Nice, sure they will enjoy their new tank!







... now you already know what i think about filtration...


----------



## amazonjungle (Jun 6, 2011)

thanks!

my blood and sweat went into this tank...

at least the pygos will enjoy that since they're carnivores after all;P


----------



## MFNRyan (Mar 27, 2011)

What's the exact sand you have? Looks pretty nice. had a massive fail with the sand attempt tonight. That's ok though part of it. Also I know it could be tough because your tank is planted. But to help your red's come around try to leave the light off as much as you possibly can and slowly start leaving it on longer and longer. This is what worked best for me with all my fish both pygo and serra


----------



## amazonjungle (Jun 6, 2011)

RedBelly11 said:


> What's the exact sand you have? Looks pretty nice. had a massive fail with the sand attempt tonight. That's ok though part of it. Also I know it could be tough because your tank is planted. But to help your red's come around try to leave the light off as much as you possibly can and slowly start leaving it on longer and longer. This is what worked best for me with all my fish both pygo and serra


its like coarse sand. I bought it from a dude with the tank.

sorry to hear about your fail lol.

are you talking about them being timid? I could try one light on and one off or something


----------



## MFNRyan (Mar 27, 2011)

Eh it happens, I posted on it in the sand post so no one else goes through the crap I did. All Purpose sand from quikeret is not the way to go LOL. Yeah the light off helps calm them and once they are calm they will come around. Also don't feed them for awhile, as low light as possible they will get use to their tank and start looking for food. Then introduce more light until finally they won't care at all. It worked on mine I think you will be good with it too!


----------



## amazonjungle (Jun 6, 2011)

RedBelly11 said:


> Eh it happens, I posted on it in the sand post so no one else goes through the crap I did. All Purpose sand from quikeret is not the way to go LOL. Yeah the light off helps calm them and once they are calm they will come around. Also don't feed them for awhile, as low light as possible they will get use to their tank and start looking for food. Then introduce more light until finally they won't care at all. It worked on mine I think you will be good with it too!
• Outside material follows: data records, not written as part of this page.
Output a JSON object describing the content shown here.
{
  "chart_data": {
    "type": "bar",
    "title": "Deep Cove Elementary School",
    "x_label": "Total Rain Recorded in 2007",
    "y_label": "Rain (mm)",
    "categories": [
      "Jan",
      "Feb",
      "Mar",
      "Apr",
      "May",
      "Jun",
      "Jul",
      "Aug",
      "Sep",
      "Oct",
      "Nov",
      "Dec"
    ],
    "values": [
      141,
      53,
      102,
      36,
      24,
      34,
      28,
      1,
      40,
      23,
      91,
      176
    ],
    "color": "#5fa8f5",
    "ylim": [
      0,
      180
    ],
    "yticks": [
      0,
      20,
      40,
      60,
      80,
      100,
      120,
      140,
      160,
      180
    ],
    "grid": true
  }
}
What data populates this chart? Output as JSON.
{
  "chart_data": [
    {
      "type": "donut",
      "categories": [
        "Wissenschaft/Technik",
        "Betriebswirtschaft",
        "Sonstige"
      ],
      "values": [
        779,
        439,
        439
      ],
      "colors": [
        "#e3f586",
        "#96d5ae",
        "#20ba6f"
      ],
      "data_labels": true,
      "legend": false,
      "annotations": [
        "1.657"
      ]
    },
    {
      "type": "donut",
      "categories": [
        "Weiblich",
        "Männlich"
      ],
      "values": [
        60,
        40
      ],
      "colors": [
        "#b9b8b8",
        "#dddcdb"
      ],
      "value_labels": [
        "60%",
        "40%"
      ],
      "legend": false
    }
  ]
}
ill do that tomorrow. and feed less. ill do a water change too. i left a bunch of blood worms on the floor of the tank tonight.

I have a question.

when you do water changes do you use the aquasafe for the full dosage of the tank? 60 gal? or do you only put in the amount of gallons of TAP water you put in?


----------



## Mr. Hannibal (Feb 21, 2003)

amazonjungle said:


> Eh it happens, I posted on it in the sand post so no one else goes through the crap I did. All Purpose sand from quikeret is not the way to go LOL. Yeah the light off helps calm them and once they are calm they will come around. Also don't feed them for awhile, as low light as possible they will get use to their tank and start looking for food. Then introduce more light until finally they won't care at all. It worked on mine I think you will be good with it too!
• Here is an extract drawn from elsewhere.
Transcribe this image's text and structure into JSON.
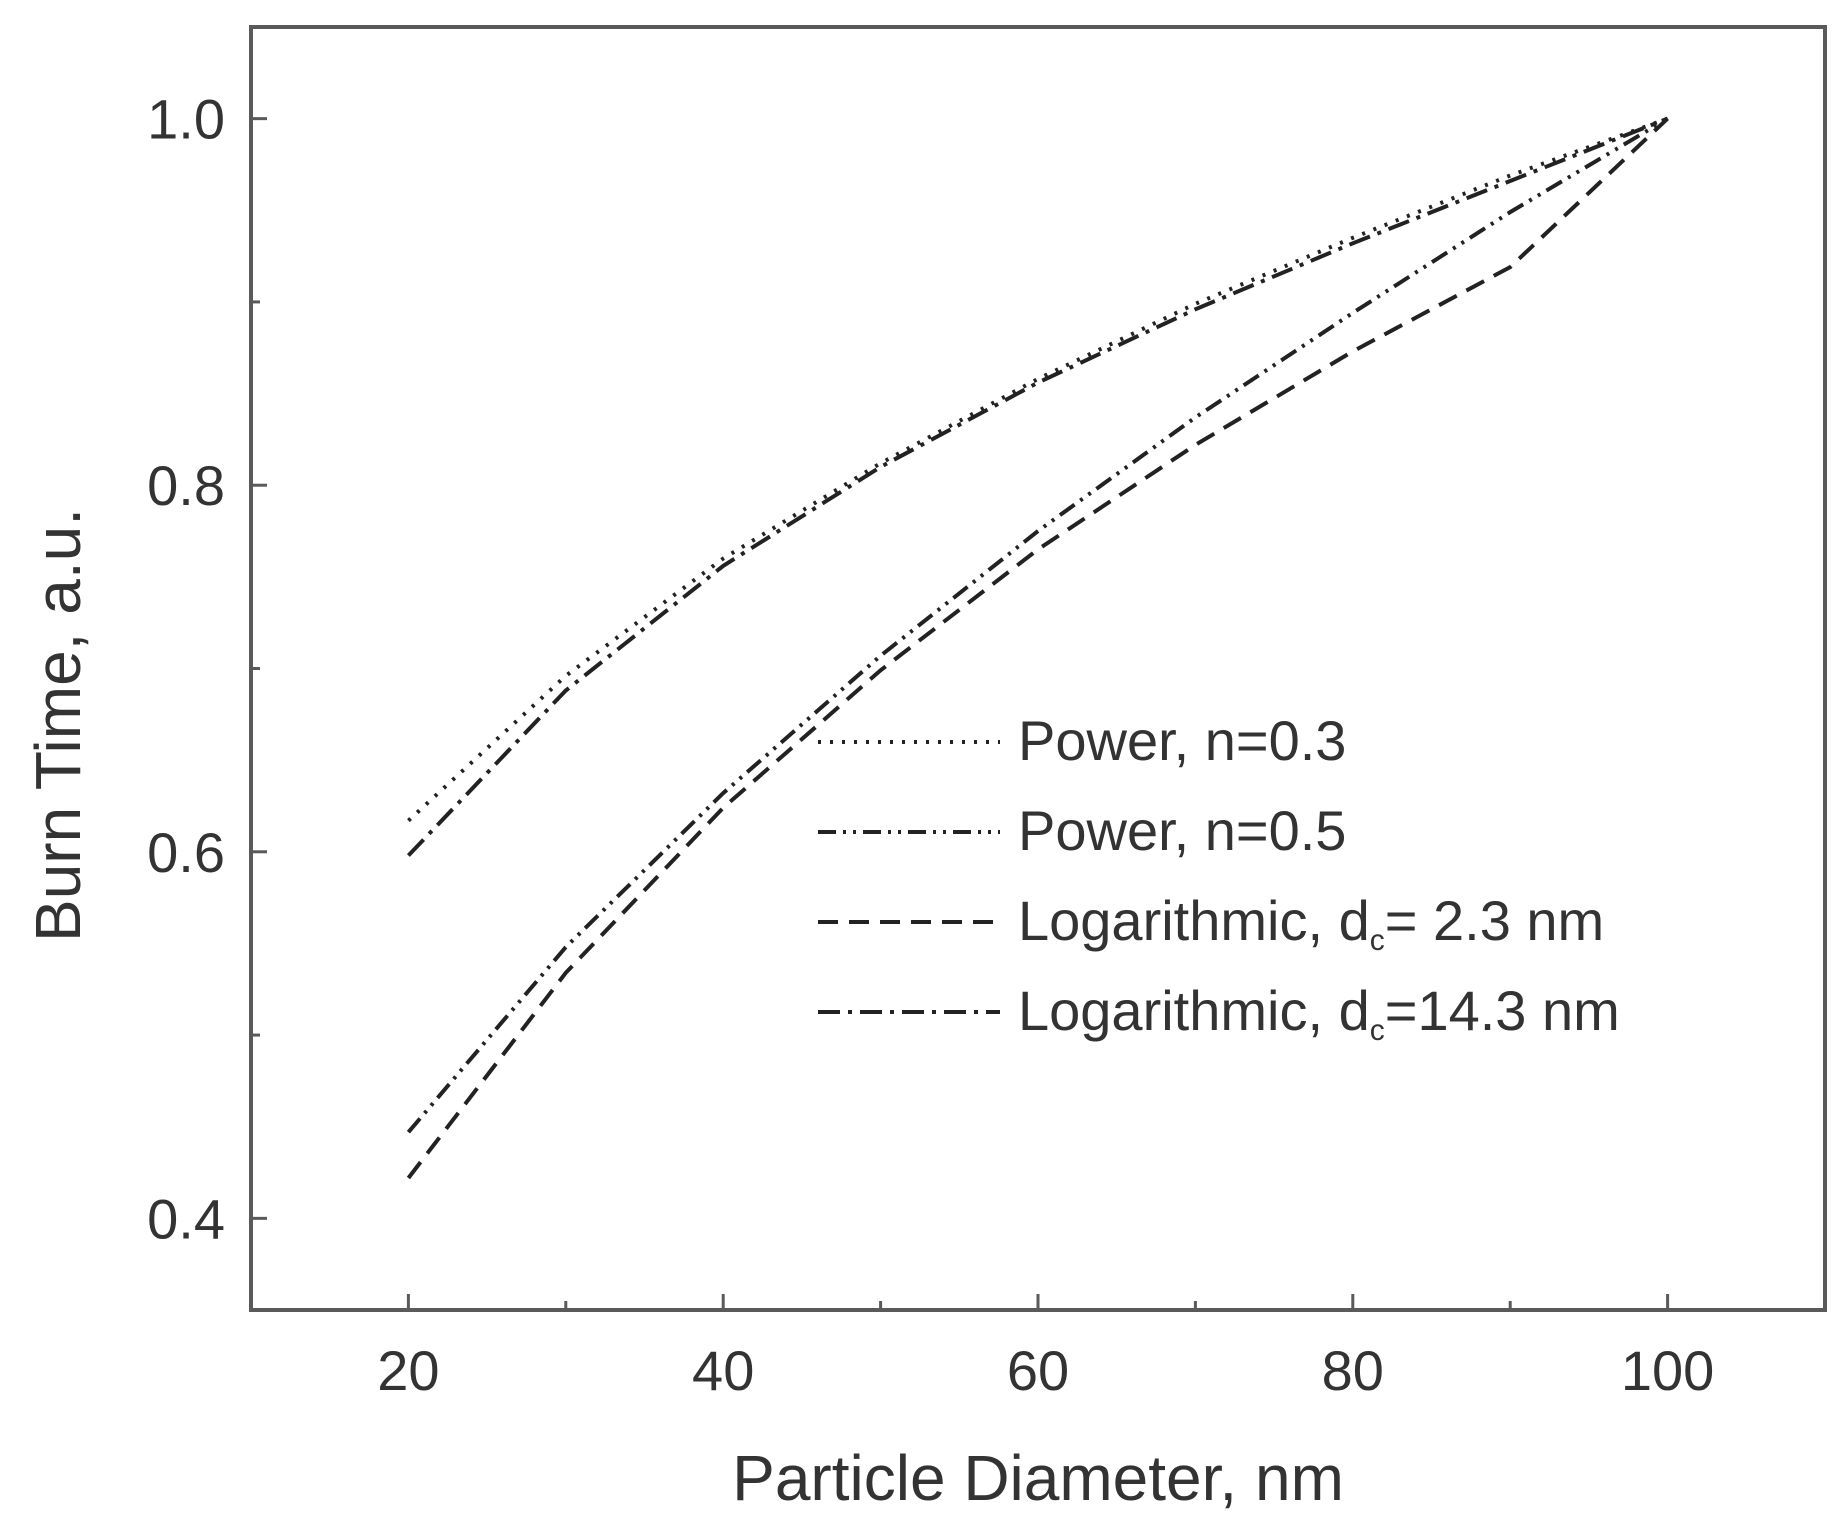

ill do that tomorrow. and feed less. ill do a water change too. i left a bunch of blood worms on the floor of the tank tonight.

I have a question.

*when you do water changes do you use the aquasafe for the full dosage of the tank? 60 gal? or do you only put in the amount of gallons of TAP water you put in?*
[/quote]

Just the amount needed for the water your are adding...


----------



## MFNRyan (Mar 27, 2011)

When I do water changes I treat just the water in the bucket. That way the chlorine never enters the tank, to answer your question though no you don't have to do the entire tank. Since I change my 125g with the hose from the sink I always treat just a little more then I think I have removed. I treat the water first then add the new water. However you choose is up to you though.
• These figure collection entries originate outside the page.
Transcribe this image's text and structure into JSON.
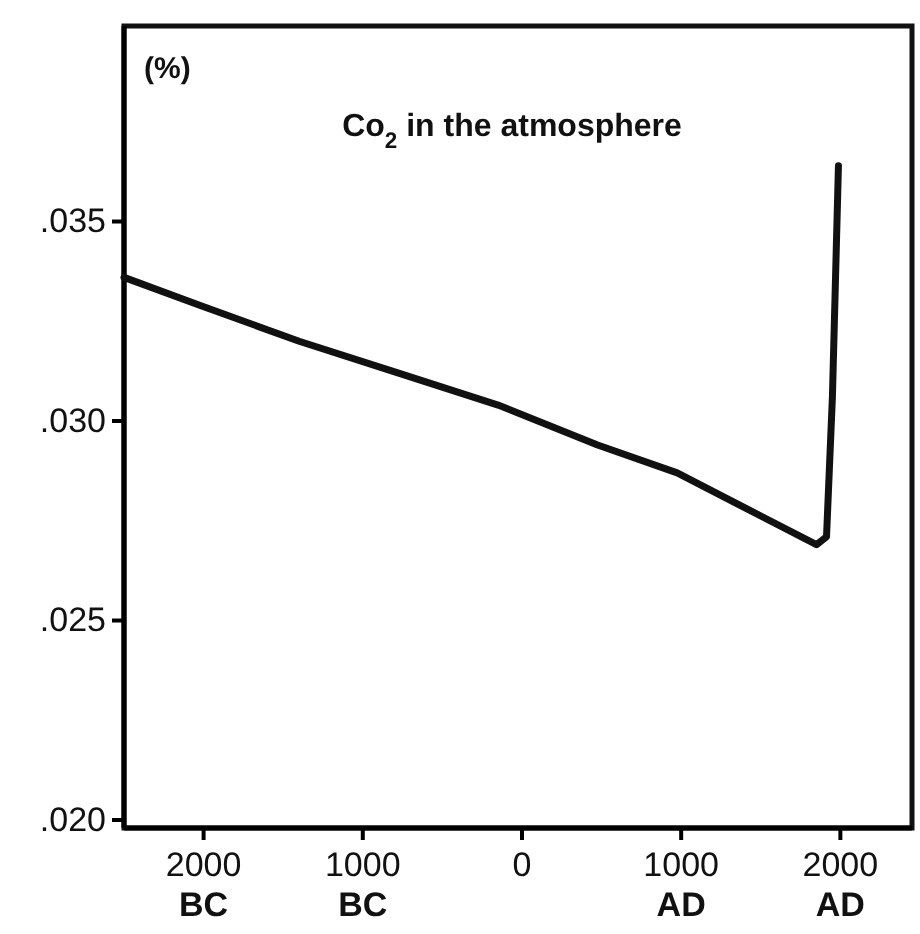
{
  "chart_data": {
    "type": "line",
    "title": "Co$_{2}$ in the atmosphere",
    "ylabel": "(%)",
    "x": [
      -2500,
      -2025,
      -1400,
      -775,
      -150,
      475,
      975,
      1850,
      1913,
      1950,
      1988
    ],
    "series": [
      {
        "color": "#111111",
        "values": [
          0.0336,
          0.0329,
          0.032,
          0.0312,
          0.0304,
          0.0294,
          0.0287,
          0.0269,
          0.0271,
          0.0306,
          0.0364
        ]
      }
    ],
    "xlim": [
      -2500,
      2450
    ],
    "ylim": [
      0.0198,
      0.0399
    ],
    "xticks": [
      {
        "value": -2000,
        "label": "2000 BC"
      },
      {
        "value": -1000,
        "label": "1000 BC"
      },
      {
        "value": 0,
        "label": "0"
      },
      {
        "value": 1000,
        "label": "1000 AD"
      },
      {
        "value": 2000,
        "label": "2000 AD"
      }
    ],
    "yticks": [
      {
        "value": 0.02,
        "label": ".020"
      },
      {
        "value": 0.025,
        "label": ".025"
      },
      {
        "value": 0.03,
        "label": ".030"
      },
      {
        "value": 0.035,
        "label": ".035"
      }
    ],
    "marker": "none",
    "line_style": "solid"
  }
}
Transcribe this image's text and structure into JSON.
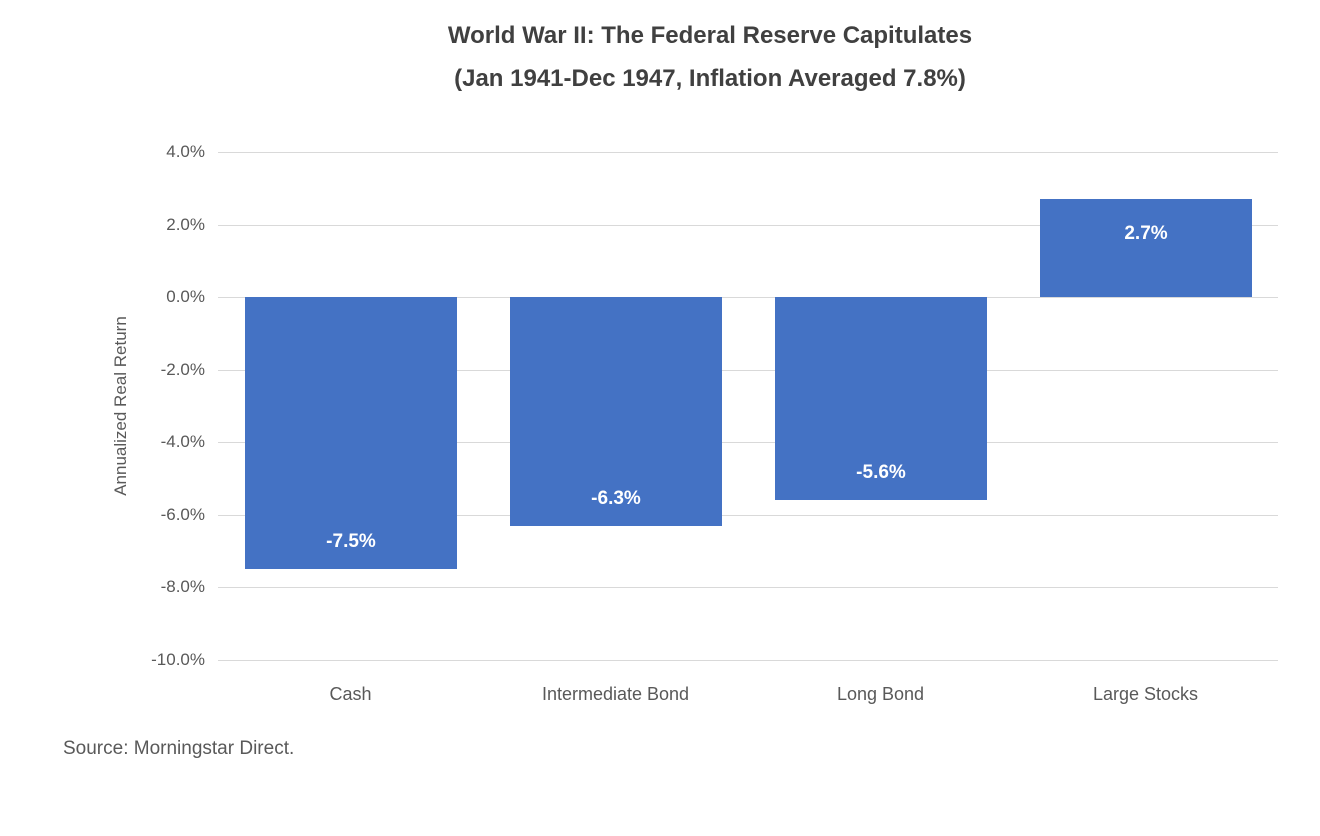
{
  "source": "Source: Morningstar Direct.",
  "chart_data": {
    "type": "bar",
    "title": "World War II: The Federal Reserve Capitulates",
    "subtitle": "(Jan 1941-Dec 1947, Inflation Averaged 7.8%)",
    "ylabel": "Annualized Real Return",
    "xlabel": "",
    "categories": [
      "Cash",
      "Intermediate Bond",
      "Long Bond",
      "Large Stocks"
    ],
    "values": [
      -7.5,
      -6.3,
      -5.6,
      2.7
    ],
    "value_labels": [
      "-7.5%",
      "-6.3%",
      "-5.6%",
      "2.7%"
    ],
    "ylim": [
      -10,
      4
    ],
    "yticks": [
      4,
      2,
      0,
      -2,
      -4,
      -6,
      -8,
      -10
    ],
    "ytick_labels": [
      "4.0%",
      "2.0%",
      "0.0%",
      "-2.0%",
      "-4.0%",
      "-6.0%",
      "-8.0%",
      "-10.0%"
    ],
    "grid": true,
    "legend": false,
    "bar_color": "#4472C4",
    "label_color": "#FFFFFF",
    "gridline_color": "#D9D9D9"
  }
}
Also since they are babies don't cut their food back to much. Just a touch. So they start to look for it and don't keep doing it to long. Maybe a week. Then regular then maybe try one more time for a few days. The lights are the best thing you can do but that's hard with plants. Either way eventually they will come around. Just may take longer doing some ways then other. Good luck though an the tank looks nice! I would look into getting those fluval bio cubes. When you do a water change rinse the new cubes real good in the tank water drained then add them to your filter. They work the best, I promise you that


----------



## amazonjungle (Jun 6, 2011)

RedBelly11 said:


> When I do water changes I treat just the water in the bucket. That way the chlorine never enters the tank, to answer your question though no you don't have to do the entire tank. Since I change my 125g with the hose from the sink I always treat just a little more then I think I have removed. I treat the water first then add the new water. However you choose is up to you though.
> 
> Also since they are babies don't cut their food back to much. Just a touch. So they start to look for it and don't keep doing it to long. Maybe a week. Then regular then maybe try one more time for a few days. The lights are the best thing you can do but that's hard with plants. Either way eventually they will come around. Just may take longer doing some ways then other. Good luck though an the tank looks nice! I would look into getting those fluval bio cubes. When you do a water change rinse the new cubes real good in the tank water drained then add them to your filter. They work the best, I promise you that


ill see if they have them at petsmart!

and thanks!..... took a LONG time before I started getting APPROVAL from all you dudes.

LOL!

It's good to know im doing something right.

I should invest in a powerhead though.


----------



## MFNRyan (Mar 27, 2011)

It's not that no one approves anything. Just when your new it's easy to undershoot your tank setup. An everyone on here will give you an honest answer to what the fish need. They are very particular fish lol. I went through the same thing though. If you listen to the older guys tour fish will thrive an look, act, an eat awesome. Especially Hannibal and Frank. Those guys are good an give the best advice for the fish period lol.


----------



## amazonjungle (Jun 6, 2011)

RedBelly11 said:


> It's not that no one approves anything. Just when your new it's easy to undershoot your tank setup. An everyone on here will give you an honest answer to what the fish need. They are very particular fish lol. I went through the same thing though. If you listen to the older guys tour fish will thrive an look, act, an eat awesome. Especially Hannibal and Frank. Those guys are good an give the best advice for the fish period lol.


lol ya!

oh. congratulate hannibal on ten THOUSAND posts


----------



## Red Sox Fanatic (Jun 13, 2011)

I really like the look of your tank!!!


----------



## MFNRyan (Mar 27, 2011)

were you able to find those bio cubes?


----------



## amazonjungle (Jun 6, 2011)

RedBelly11 said:


> were you able to find those bio cubes?


oh crap I forgot. I was in petsmart today.

ill grtab them next time


----------